Leang, who is from the Mel indigenous group, had never been to Phnom Penh. Before moving to the city, he lived in Kratie province as part of a community of just about 300 people, nearly three-quarters of whom are Mel. The city was nothing like his forest-adjacent village.
“I was scared. It was my first time and I was alone,” Leang said of coming to the capital.
“Everywhere I look is just buildings. The air is just smoke. [Before] When things happened that I wanted to get away from, I could just walk off to the farm or forest. Here, I can’t do that.”
Leang and five other indigenous Cambodians are enrolled in a project by Sunflower Film Organization that teaches documentary filmmaking to selected students from underserved communities. Trainers hope their students can use these skills to document their communities and cultures. Little documentation exists on indigenous communities in Cambodia, and often a lot of it is produced by outsiders to these groups.
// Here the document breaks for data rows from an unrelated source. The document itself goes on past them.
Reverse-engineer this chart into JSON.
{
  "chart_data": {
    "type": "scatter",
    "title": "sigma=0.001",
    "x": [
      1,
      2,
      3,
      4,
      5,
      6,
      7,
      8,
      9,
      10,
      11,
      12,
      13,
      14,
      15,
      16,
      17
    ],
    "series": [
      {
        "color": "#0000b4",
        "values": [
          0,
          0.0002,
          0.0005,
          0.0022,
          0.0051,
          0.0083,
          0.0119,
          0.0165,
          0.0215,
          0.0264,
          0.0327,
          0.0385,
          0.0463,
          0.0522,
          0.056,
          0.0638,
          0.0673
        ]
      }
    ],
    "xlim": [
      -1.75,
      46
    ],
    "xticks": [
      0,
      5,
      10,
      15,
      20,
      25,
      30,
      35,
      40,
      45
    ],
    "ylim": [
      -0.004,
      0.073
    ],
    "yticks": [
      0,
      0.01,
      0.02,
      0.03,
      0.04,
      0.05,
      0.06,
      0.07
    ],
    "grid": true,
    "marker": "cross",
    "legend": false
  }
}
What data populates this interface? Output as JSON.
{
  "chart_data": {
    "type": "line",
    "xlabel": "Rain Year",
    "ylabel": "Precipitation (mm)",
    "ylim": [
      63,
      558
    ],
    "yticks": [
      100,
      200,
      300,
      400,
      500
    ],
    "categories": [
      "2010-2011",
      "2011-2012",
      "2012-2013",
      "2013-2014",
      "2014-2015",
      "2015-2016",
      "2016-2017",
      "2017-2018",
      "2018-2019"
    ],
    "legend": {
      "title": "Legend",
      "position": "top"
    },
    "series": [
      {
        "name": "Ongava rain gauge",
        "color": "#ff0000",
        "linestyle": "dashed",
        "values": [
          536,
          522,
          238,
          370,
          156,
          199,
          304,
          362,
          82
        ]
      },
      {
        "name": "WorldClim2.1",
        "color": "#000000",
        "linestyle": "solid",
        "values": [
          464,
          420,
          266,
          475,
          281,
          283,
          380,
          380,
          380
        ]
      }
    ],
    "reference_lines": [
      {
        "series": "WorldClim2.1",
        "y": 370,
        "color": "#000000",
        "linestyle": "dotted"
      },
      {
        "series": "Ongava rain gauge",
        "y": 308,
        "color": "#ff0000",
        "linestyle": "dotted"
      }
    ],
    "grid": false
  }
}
The communities are often on the margins of society with little to no access to education — almost none in their indigenous languages — very little political or civil society representation, and are affected by the government’s land policies that affect traditional customs like rotational farming and communal land ownership.
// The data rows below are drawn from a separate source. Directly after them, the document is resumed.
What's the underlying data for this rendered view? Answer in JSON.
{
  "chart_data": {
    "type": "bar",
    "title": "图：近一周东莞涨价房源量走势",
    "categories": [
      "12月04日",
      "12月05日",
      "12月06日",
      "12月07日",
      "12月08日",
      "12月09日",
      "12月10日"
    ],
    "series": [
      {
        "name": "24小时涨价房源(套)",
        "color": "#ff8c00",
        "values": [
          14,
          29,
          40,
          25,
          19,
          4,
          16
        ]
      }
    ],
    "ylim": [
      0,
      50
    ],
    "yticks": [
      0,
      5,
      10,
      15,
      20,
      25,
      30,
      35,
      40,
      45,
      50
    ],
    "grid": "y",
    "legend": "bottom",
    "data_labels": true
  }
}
Misconceptions around indigenous lives and practices can often lead to discriminatory and harmful stereotypes.
Sien Sokny is from the Pear, or Por, indigenous group. She has heard Khmer people say that adults in her community “eat their own children” or are “cold-blooded murderers.”
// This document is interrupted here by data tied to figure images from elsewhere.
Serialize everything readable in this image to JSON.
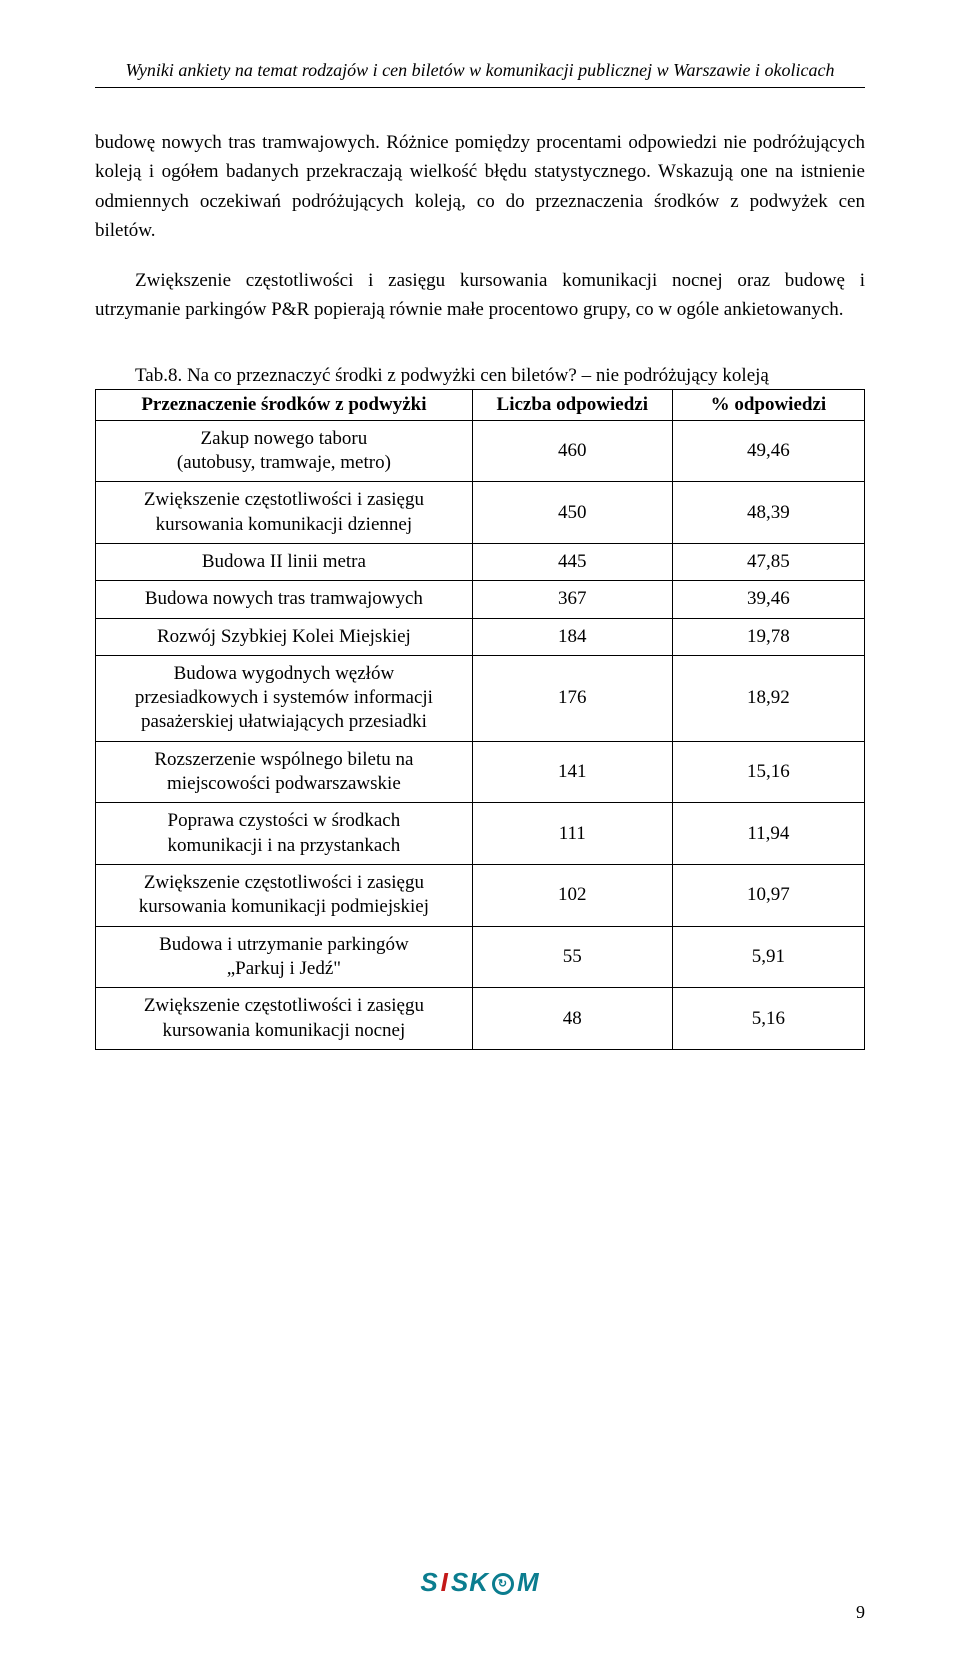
{
  "header": {
    "title": "Wyniki ankiety na temat rodzajów i cen biletów w komunikacji publicznej w Warszawie i okolicach"
  },
  "body": {
    "paragraph1": "budowę nowych tras tramwajowych. Różnice pomiędzy procentami odpowiedzi nie podróżujących koleją i ogółem badanych przekraczają wielkość błędu statystycznego. Wskazują one na istnienie odmiennych oczekiwań podróżujących koleją, co do przeznaczenia środków z podwyżek cen biletów.",
    "paragraph2": "Zwiększenie częstotliwości i zasięgu kursowania komunikacji nocnej oraz budowę i utrzymanie parkingów P&R popierają równie małe procentowo grupy, co w ogóle ankietowanych."
  },
  "table": {
    "caption": "Tab.8. Na co przeznaczyć środki z podwyżki cen biletów? – nie podróżujący koleją",
    "columns": {
      "c1": "Przeznaczenie środków z podwyżki",
      "c2": "Liczba odpowiedzi",
      "c3": "% odpowiedzi"
    },
    "rows": [
      {
        "label": "Zakup nowego taboru\n(autobusy, tramwaje, metro)",
        "count": "460",
        "pct": "49,46"
      },
      {
        "label": "Zwiększenie częstotliwości i zasięgu\nkursowania komunikacji dziennej",
        "count": "450",
        "pct": "48,39"
      },
      {
        "label": "Budowa II linii metra",
        "count": "445",
        "pct": "47,85"
      },
      {
        "label": "Budowa nowych tras tramwajowych",
        "count": "367",
        "pct": "39,46"
      },
      {
        "label": "Rozwój Szybkiej Kolei Miejskiej",
        "count": "184",
        "pct": "19,78"
      },
      {
        "label": "Budowa wygodnych węzłów\nprzesiadkowych i systemów informacji\npasażerskiej ułatwiających przesiadki",
        "count": "176",
        "pct": "18,92"
      },
      {
        "label": "Rozszerzenie wspólnego biletu na\nmiejscowości podwarszawskie",
        "count": "141",
        "pct": "15,16"
      },
      {
        "label": "Poprawa czystości w środkach\nkomunikacji i na przystankach",
        "count": "111",
        "pct": "11,94"
      },
      {
        "label": "Zwiększenie częstotliwości i zasięgu\nkursowania komunikacji podmiejskiej",
        "count": "102",
        "pct": "10,97"
      },
      {
        "label": "Budowa i utrzymanie parkingów\n„Parkuj i Jedź\"",
        "count": "55",
        "pct": "5,91"
      },
      {
        "label": "Zwiększenie częstotliwości i zasięgu\nkursowania komunikacji nocnej",
        "count": "48",
        "pct": "5,16"
      }
    ]
  },
  "footer": {
    "page_number": "9",
    "logo_text_1": "S",
    "logo_text_2": "I",
    "logo_text_3": "SK",
    "logo_text_5": "M"
  }
}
“We are the Khmer Dam,” or original Khmer, she said. “We have been here for the longest time. Then the outsiders showed up.”
While all the students are from different indigenous groups, they share a common thread in their lived experiences: Their cultures, customs and languages are in decline. The fledgling filmmakers say their new skills will help document their culture and highlight challenges to their communities’ way of life.
“If we don’t protect our culture, we will lose it,” said Lean.
The students had their own stories to tell, from the loss of language to land rights issues to changing lifestyles in their communities.
Klan Tang is Jarai from Ratanakiri province and talked about 10 indigenous families who had their cashew plantations cleared by a private company. Tang also wanted to document debt-driven migration — faced by his uncle — with the money being used to buy drugs.
Horm Keasey, another indigenous Mel from Kratie province, wants to document the tumultuous balance between using traditional lands that are designated as protected.
Sum Sithen, the executive director of the organization and an instructor in the program, said Sunflower is not involved in advocacy of issues but only provides the tools needed by students to document their stories. However, about half of graduating students had indicated they wanted to use the filmmaking skills for advocacy, Sithen said.
For Leang, the indigenous Mel student, the learning curve has been steep. He said he did not know how to use a camera or computer when the training started but is now working on a documentary about Mel activists with disabilities working on land rights.
Sokny said her colleagues come from different groups but seem to have similar concerns.
“We have our differences, but there are parts that are similar, and parts that are completely different,” said the Pear student.
Making other ethnic groups aware and more sensitive to indigenous lives would help battle negative comments and stereotypes about these communities, Sokny added.
“We should live as ourselves, and tell others that we have abilities and are good people: People who respect rights and laws — in short, people who have enough values.”
The story was updated on Monday August 22 at 1:30 p.m. to correct the spelling of Kin Leang and a photo caption.